La mère a pendu un lambeau de châle devant la fenêtre, pour boucher un carreau cassé ; en haut, il ne reste que deux vitres libres, qui laissent pénétrer le gris livide du ciel. La misère a vidé la commode, tout le linge est au Mont-de-Piété. Un soir, on a vendu une table et deux chaises. Charlot couchait par terre ; mais, depuis qu'il est malade, on lui a donné le lit, et encore y est-il très mal, car on a porté poignée à poignée la laine du matelas chez une brocanteuse, des demi-livres à la fois, pour quatre ou cinq sous. À cette heure, ce sont le père et la mère qui couchent dans un coin, sur une paillasse dont les chiens ne voudraient pas.
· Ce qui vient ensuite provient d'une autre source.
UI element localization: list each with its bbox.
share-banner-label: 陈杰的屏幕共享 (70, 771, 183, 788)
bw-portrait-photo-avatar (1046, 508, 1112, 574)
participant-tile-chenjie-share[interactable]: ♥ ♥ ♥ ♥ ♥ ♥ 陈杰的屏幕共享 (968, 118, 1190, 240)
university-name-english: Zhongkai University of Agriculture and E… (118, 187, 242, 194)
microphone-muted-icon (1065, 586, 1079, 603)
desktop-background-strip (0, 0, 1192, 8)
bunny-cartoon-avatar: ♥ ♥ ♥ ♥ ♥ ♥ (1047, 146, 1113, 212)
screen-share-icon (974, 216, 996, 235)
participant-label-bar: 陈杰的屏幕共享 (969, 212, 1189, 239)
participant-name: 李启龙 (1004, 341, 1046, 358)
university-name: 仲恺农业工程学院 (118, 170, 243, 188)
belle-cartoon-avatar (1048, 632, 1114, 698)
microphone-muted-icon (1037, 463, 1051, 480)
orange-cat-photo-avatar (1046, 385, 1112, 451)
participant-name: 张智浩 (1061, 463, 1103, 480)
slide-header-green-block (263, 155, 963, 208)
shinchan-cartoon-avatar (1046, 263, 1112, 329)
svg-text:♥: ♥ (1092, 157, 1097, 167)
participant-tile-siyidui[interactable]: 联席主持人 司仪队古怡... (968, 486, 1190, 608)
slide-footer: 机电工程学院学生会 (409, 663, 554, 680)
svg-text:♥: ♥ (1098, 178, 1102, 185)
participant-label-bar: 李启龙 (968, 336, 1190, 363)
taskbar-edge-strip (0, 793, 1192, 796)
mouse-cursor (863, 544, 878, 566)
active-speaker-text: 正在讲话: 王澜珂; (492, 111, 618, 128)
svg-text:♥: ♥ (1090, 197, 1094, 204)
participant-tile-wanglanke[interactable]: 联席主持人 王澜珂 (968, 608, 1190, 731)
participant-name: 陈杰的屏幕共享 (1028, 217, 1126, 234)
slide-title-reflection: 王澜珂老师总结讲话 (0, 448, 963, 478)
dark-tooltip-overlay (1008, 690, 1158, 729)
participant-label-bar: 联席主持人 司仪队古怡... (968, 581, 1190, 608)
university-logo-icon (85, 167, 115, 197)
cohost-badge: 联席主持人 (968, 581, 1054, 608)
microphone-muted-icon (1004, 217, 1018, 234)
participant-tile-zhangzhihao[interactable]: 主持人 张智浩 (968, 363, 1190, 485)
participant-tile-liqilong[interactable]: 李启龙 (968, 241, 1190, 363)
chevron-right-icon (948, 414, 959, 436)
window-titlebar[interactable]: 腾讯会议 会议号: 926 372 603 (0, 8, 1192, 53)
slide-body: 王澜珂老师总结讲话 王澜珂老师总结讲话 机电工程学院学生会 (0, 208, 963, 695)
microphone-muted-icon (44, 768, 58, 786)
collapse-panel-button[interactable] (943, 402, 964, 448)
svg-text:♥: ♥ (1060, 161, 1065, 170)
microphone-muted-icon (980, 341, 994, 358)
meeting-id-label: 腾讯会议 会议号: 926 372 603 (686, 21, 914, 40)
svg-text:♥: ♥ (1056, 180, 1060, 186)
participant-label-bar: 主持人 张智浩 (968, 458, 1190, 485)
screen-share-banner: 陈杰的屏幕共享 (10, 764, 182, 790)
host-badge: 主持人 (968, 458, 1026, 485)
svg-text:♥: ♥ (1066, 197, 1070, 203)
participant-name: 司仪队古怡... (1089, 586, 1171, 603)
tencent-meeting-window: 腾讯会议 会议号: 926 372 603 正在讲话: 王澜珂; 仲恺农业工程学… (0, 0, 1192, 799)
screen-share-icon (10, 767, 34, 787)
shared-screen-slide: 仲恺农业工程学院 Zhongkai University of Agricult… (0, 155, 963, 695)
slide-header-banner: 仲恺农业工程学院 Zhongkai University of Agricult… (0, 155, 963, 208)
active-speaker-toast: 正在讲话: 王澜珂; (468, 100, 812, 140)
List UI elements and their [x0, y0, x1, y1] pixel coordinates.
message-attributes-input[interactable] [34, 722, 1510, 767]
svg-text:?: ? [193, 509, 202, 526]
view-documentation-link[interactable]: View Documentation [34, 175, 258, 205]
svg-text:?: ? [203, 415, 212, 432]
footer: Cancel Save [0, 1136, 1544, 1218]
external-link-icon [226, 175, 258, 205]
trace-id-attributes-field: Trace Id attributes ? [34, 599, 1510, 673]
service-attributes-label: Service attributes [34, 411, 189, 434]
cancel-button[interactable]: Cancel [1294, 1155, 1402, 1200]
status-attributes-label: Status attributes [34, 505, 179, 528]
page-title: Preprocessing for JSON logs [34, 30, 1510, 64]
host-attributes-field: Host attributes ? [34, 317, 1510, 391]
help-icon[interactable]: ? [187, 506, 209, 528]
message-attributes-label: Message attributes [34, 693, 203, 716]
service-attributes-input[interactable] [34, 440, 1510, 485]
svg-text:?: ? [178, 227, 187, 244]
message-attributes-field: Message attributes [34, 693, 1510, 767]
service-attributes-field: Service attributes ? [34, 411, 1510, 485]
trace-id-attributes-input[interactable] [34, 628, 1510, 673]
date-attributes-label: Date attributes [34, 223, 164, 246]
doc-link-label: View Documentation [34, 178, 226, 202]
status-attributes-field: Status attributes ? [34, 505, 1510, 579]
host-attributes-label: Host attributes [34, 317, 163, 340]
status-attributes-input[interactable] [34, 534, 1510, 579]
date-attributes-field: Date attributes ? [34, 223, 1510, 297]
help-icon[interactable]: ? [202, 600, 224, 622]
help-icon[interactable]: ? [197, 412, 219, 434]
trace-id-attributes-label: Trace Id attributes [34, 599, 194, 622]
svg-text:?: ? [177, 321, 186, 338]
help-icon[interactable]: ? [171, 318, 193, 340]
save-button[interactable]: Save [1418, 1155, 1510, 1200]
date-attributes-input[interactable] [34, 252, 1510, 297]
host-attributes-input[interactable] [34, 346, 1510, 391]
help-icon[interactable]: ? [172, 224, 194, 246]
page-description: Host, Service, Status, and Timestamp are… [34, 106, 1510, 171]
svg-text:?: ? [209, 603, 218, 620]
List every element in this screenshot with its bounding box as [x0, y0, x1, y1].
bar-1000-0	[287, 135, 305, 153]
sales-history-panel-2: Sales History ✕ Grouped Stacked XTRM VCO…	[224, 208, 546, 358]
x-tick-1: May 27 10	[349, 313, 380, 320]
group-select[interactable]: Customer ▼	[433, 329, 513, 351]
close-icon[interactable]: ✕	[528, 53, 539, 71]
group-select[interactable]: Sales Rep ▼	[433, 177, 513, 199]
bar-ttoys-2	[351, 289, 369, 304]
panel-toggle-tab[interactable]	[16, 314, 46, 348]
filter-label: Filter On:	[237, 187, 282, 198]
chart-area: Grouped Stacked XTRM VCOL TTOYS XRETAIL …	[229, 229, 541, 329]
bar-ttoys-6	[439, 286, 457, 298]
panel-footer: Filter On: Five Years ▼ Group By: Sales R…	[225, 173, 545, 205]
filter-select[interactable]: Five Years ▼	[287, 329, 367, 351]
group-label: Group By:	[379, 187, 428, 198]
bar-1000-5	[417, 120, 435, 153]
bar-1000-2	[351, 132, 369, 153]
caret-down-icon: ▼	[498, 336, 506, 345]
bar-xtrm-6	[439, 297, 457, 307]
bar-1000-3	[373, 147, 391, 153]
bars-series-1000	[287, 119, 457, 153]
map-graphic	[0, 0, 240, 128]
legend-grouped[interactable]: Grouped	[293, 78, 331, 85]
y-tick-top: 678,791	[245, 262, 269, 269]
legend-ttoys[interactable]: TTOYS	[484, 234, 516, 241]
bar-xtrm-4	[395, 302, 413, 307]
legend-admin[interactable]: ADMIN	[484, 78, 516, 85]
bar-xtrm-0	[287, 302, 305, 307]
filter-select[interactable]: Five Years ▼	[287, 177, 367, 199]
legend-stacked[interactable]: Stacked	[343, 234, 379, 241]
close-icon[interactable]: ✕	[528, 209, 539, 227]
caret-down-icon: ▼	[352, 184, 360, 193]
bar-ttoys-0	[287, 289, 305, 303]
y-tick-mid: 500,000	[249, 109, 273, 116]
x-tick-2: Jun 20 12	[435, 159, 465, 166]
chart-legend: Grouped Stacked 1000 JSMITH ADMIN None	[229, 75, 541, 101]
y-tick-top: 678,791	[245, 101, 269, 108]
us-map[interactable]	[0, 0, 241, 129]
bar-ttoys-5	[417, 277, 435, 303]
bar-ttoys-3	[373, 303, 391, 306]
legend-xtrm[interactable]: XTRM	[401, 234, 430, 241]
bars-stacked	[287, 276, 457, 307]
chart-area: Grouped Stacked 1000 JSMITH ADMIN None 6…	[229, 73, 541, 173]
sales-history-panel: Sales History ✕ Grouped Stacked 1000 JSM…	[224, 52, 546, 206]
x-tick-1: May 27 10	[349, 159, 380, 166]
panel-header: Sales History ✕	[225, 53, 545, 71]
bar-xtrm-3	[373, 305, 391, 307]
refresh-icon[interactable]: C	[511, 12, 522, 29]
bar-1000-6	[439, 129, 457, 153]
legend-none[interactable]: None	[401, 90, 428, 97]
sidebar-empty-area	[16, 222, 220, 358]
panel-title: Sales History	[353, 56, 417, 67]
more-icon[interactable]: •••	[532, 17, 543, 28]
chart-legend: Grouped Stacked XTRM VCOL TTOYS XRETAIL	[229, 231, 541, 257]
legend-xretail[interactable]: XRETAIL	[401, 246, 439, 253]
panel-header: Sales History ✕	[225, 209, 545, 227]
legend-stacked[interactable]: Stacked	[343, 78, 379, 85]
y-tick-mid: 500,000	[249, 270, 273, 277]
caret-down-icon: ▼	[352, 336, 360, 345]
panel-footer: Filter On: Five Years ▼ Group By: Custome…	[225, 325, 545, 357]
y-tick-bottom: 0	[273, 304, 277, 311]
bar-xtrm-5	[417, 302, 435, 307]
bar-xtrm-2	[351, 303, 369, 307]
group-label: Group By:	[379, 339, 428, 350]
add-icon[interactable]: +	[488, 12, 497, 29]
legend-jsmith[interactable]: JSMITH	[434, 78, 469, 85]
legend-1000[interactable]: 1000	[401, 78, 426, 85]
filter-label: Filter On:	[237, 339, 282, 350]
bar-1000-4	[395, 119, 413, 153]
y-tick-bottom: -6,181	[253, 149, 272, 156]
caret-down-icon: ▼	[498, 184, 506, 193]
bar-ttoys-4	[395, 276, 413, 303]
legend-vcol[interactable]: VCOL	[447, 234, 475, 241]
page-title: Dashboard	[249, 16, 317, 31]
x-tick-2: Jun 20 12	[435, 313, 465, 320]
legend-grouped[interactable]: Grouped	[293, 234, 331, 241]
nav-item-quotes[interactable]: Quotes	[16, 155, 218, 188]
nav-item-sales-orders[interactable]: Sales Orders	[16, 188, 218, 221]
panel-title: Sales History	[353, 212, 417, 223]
Cependant, tous deux regardent Charlot sauter dans le lit. Qu'a-t-il donc, ce mioche, à battre la campagne ? Peut-être bien qu'une bête l'a mordu ou qu'on lui a fait boire quelque chose de mauvais. Une voisine, Mme Bonnet, est entrée, et, après avoir flairé le petit, elle prétend que c'est un froid et chaud. Elle s'y connaît, elle a perdu son mari dans une maladie pareille.